Michigan ha sido una auténtica máquina ofensiva durante el torneo. El conjunto dirigido por Dusty May se convirtió en el primer equipo en anotar más de 90 puntos en cinco partidos consecutivos dentro de una misma edición del torneo. Con un balance de 36 victorias y apenas 3 derrotas, los Wolverines han dominado a sus rivales con autoridad, incluyendo una contundente victoria 91-73 sobre Arizona, en un duelo que prometía ser el más parejo del campeonato.

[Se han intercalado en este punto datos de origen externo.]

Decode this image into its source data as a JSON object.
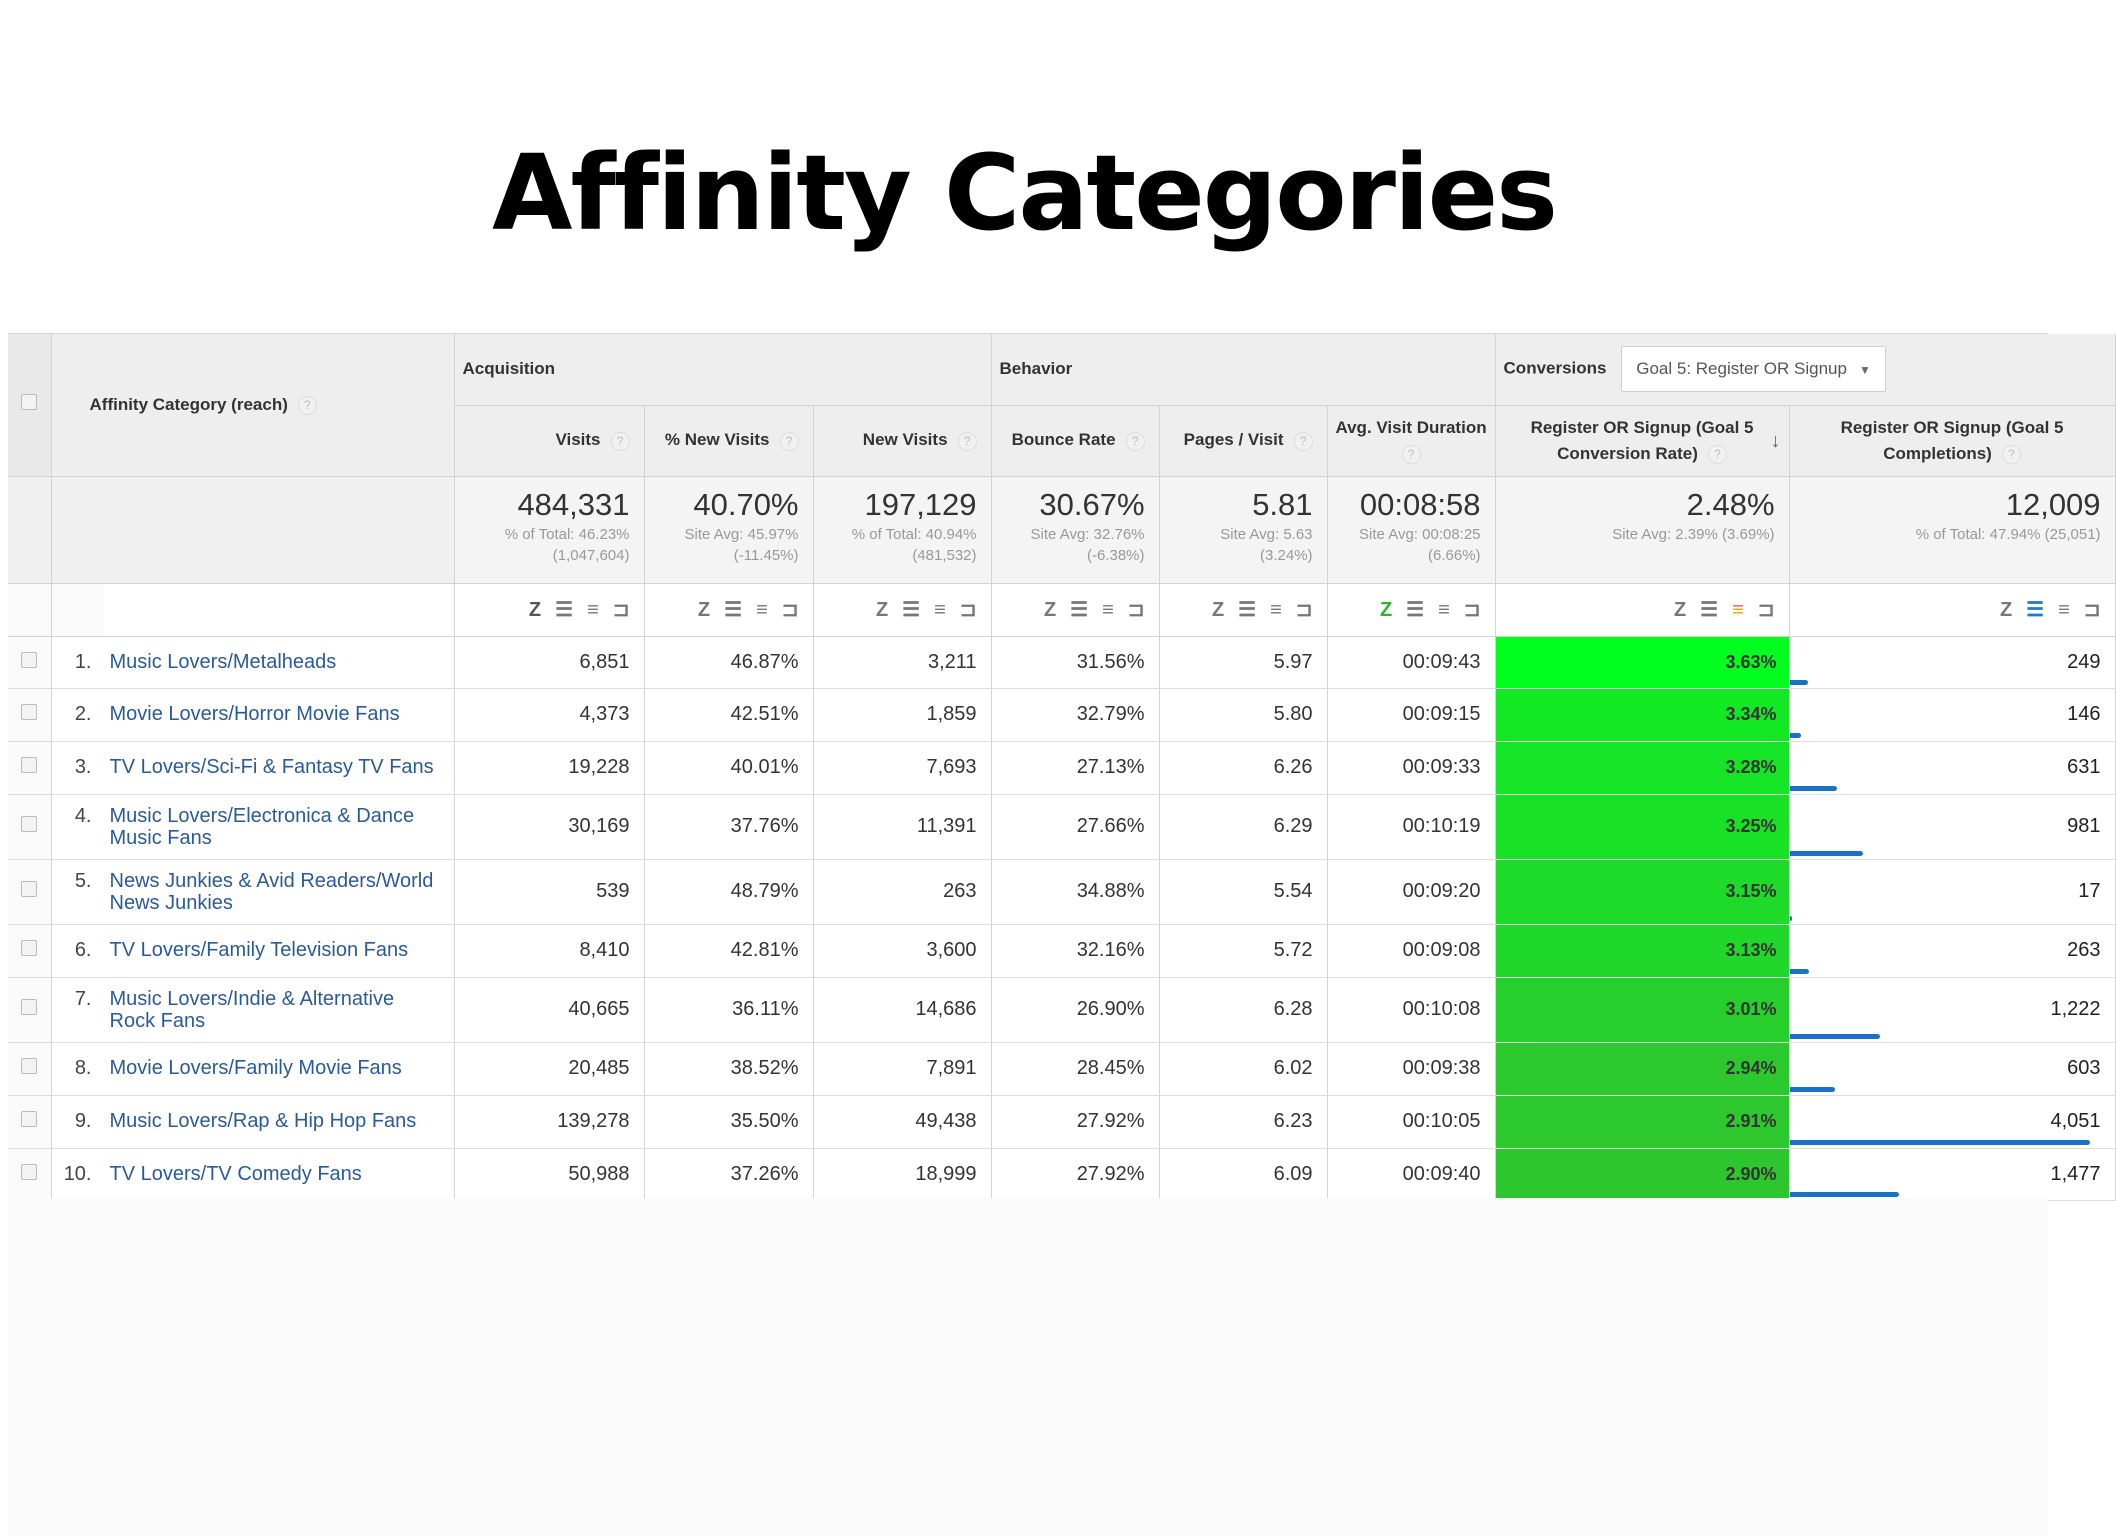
{
  "title": "Affinity Categories",
  "header": {
    "dimension_label": "Affinity Category (reach)",
    "groups": {
      "acquisition": "Acquisition",
      "behavior": "Behavior",
      "conversions": "Conversions",
      "goal_select": "Goal 5: Register OR Signup"
    },
    "columns": {
      "visits": "Visits",
      "pct_new_visits": "% New Visits",
      "new_visits": "New Visits",
      "bounce_rate": "Bounce Rate",
      "pages_visit": "Pages / Visit",
      "avg_duration": "Avg. Visit Duration",
      "conv_rate_l1": "Register OR Signup (Goal 5",
      "conv_rate_l2": "Conversion Rate)",
      "completions_l1": "Register OR Signup (Goal 5",
      "completions_l2": "Completions)"
    },
    "help_glyph": "?",
    "sort_glyph": "↓"
  },
  "summary": {
    "visits": {
      "value": "484,331",
      "l1": "% of Total: 46.23%",
      "l2": "(1,047,604)"
    },
    "pct_new_visits": {
      "value": "40.70%",
      "l1": "Site Avg: 45.97%",
      "l2": "(-11.45%)"
    },
    "new_visits": {
      "value": "197,129",
      "l1": "% of Total: 40.94%",
      "l2": "(481,532)"
    },
    "bounce_rate": {
      "value": "30.67%",
      "l1": "Site Avg: 32.76%",
      "l2": "(-6.38%)"
    },
    "pages_visit": {
      "value": "5.81",
      "l1": "Site Avg: 5.63",
      "l2": "(3.24%)"
    },
    "avg_duration": {
      "value": "00:08:58",
      "l1": "Site Avg: 00:08:25",
      "l2": "(6.66%)"
    },
    "conv_rate": {
      "value": "2.48%",
      "l1": "Site Avg: 2.39% (3.69%)"
    },
    "completions": {
      "value": "12,009",
      "l1": "% of Total: 47.94% (25,051)"
    }
  },
  "viz_icons": {
    "table": "Z",
    "performance": "☰",
    "comparison": "≡",
    "pivot": "⊐"
  },
  "colors": {
    "conv_top": "#00ff1e",
    "conv_bottom": "#2ec62e",
    "bar": "#1a72c6",
    "link": "#2a5a9a"
  },
  "completions_max": 4051,
  "rows": [
    {
      "idx": "1.",
      "name": "Music Lovers/Metalheads",
      "visits": "6,851",
      "pct_new": "46.87%",
      "new_visits": "3,211",
      "bounce": "31.56%",
      "pages": "5.97",
      "duration": "00:09:43",
      "conv": "3.63%",
      "conv_value": 3.63,
      "completions": "249",
      "completions_value": 249
    },
    {
      "idx": "2.",
      "name": "Movie Lovers/Horror Movie Fans",
      "visits": "4,373",
      "pct_new": "42.51%",
      "new_visits": "1,859",
      "bounce": "32.79%",
      "pages": "5.80",
      "duration": "00:09:15",
      "conv": "3.34%",
      "conv_value": 3.34,
      "completions": "146",
      "completions_value": 146
    },
    {
      "idx": "3.",
      "name": "TV Lovers/Sci-Fi & Fantasy TV Fans",
      "visits": "19,228",
      "pct_new": "40.01%",
      "new_visits": "7,693",
      "bounce": "27.13%",
      "pages": "6.26",
      "duration": "00:09:33",
      "conv": "3.28%",
      "conv_value": 3.28,
      "completions": "631",
      "completions_value": 631
    },
    {
      "idx": "4.",
      "name": "Music Lovers/Electronica & Dance Music Fans",
      "visits": "30,169",
      "pct_new": "37.76%",
      "new_visits": "11,391",
      "bounce": "27.66%",
      "pages": "6.29",
      "duration": "00:10:19",
      "conv": "3.25%",
      "conv_value": 3.25,
      "completions": "981",
      "completions_value": 981
    },
    {
      "idx": "5.",
      "name": "News Junkies & Avid Readers/World News Junkies",
      "visits": "539",
      "pct_new": "48.79%",
      "new_visits": "263",
      "bounce": "34.88%",
      "pages": "5.54",
      "duration": "00:09:20",
      "conv": "3.15%",
      "conv_value": 3.15,
      "completions": "17",
      "completions_value": 17
    },
    {
      "idx": "6.",
      "name": "TV Lovers/Family Television Fans",
      "visits": "8,410",
      "pct_new": "42.81%",
      "new_visits": "3,600",
      "bounce": "32.16%",
      "pages": "5.72",
      "duration": "00:09:08",
      "conv": "3.13%",
      "conv_value": 3.13,
      "completions": "263",
      "completions_value": 263
    },
    {
      "idx": "7.",
      "name": "Music Lovers/Indie & Alternative Rock Fans",
      "visits": "40,665",
      "pct_new": "36.11%",
      "new_visits": "14,686",
      "bounce": "26.90%",
      "pages": "6.28",
      "duration": "00:10:08",
      "conv": "3.01%",
      "conv_value": 3.01,
      "completions": "1,222",
      "completions_value": 1222
    },
    {
      "idx": "8.",
      "name": "Movie Lovers/Family Movie Fans",
      "visits": "20,485",
      "pct_new": "38.52%",
      "new_visits": "7,891",
      "bounce": "28.45%",
      "pages": "6.02",
      "duration": "00:09:38",
      "conv": "2.94%",
      "conv_value": 2.94,
      "completions": "603",
      "completions_value": 603
    },
    {
      "idx": "9.",
      "name": "Music Lovers/Rap & Hip Hop Fans",
      "visits": "139,278",
      "pct_new": "35.50%",
      "new_visits": "49,438",
      "bounce": "27.92%",
      "pages": "6.23",
      "duration": "00:10:05",
      "conv": "2.91%",
      "conv_value": 2.91,
      "completions": "4,051",
      "completions_value": 4051
    },
    {
      "idx": "10.",
      "name": "TV Lovers/TV Comedy Fans",
      "visits": "50,988",
      "pct_new": "37.26%",
      "new_visits": "18,999",
      "bounce": "27.92%",
      "pages": "6.09",
      "duration": "00:09:40",
      "conv": "2.90%",
      "conv_value": 2.9,
      "completions": "1,477",
      "completions_value": 1477
    }
  ]
}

Además, Michigan aspira a convertirse en apenas el quinto equipo en la historia en ganar sus seis partidos del torneo por 12 puntos o más, una hazaña que lograron por última vez los propios Huskies en sus títulos de 2023 y 2024.

“Tenemos un equipo que creemos que es élite, pero eso no significa nada si no hacemos lo necesario en la cancha”, señaló May, consciente de la exigencia del momento.

Enfrente estará un programa que ha sabido mantenerse en la cima en una era de constantes cambios: UConn. Bajo la dirección de Dan Hurley, los Huskies (34-5) buscan su tercer campeonato en cuatro temporadas, lo que los colocaría en una dimensión histórica comparable a la dinastía de UCLA Bruins de los años 60 y 70.

A diferencia de Michigan, UConn ha construido su éxito combinando talento del portal de transferencias con jugadores desarrollados dentro del programa, como Alex Karaban. Entre las incorporaciones destaca Tarris Reed Jr., quien precisamente llegó desde Michigan.

Aunque llegan como desfavoritos por 6.5 puntos según las apuestas, los Huskies ya han demostrado que no se les puede descartar. En su camino al Final Four, protagonizaron una remontada espectacular de 19 puntos ante Duke, sellada con un triple decisivo de Braylon Mullins, una de las jugadas más memorables del torneo.

“Lo último en lo que pensamos ahora es en dinastías. Solo queremos prepararnos y ganar el próximo partido”, afirmó Hurley.

La final promete ser el cierre perfecto para un March Madness lleno de sorpresas, con dos equipos que no solo buscan el título, sino también dejar su huella en la historia del baloncesto universitario.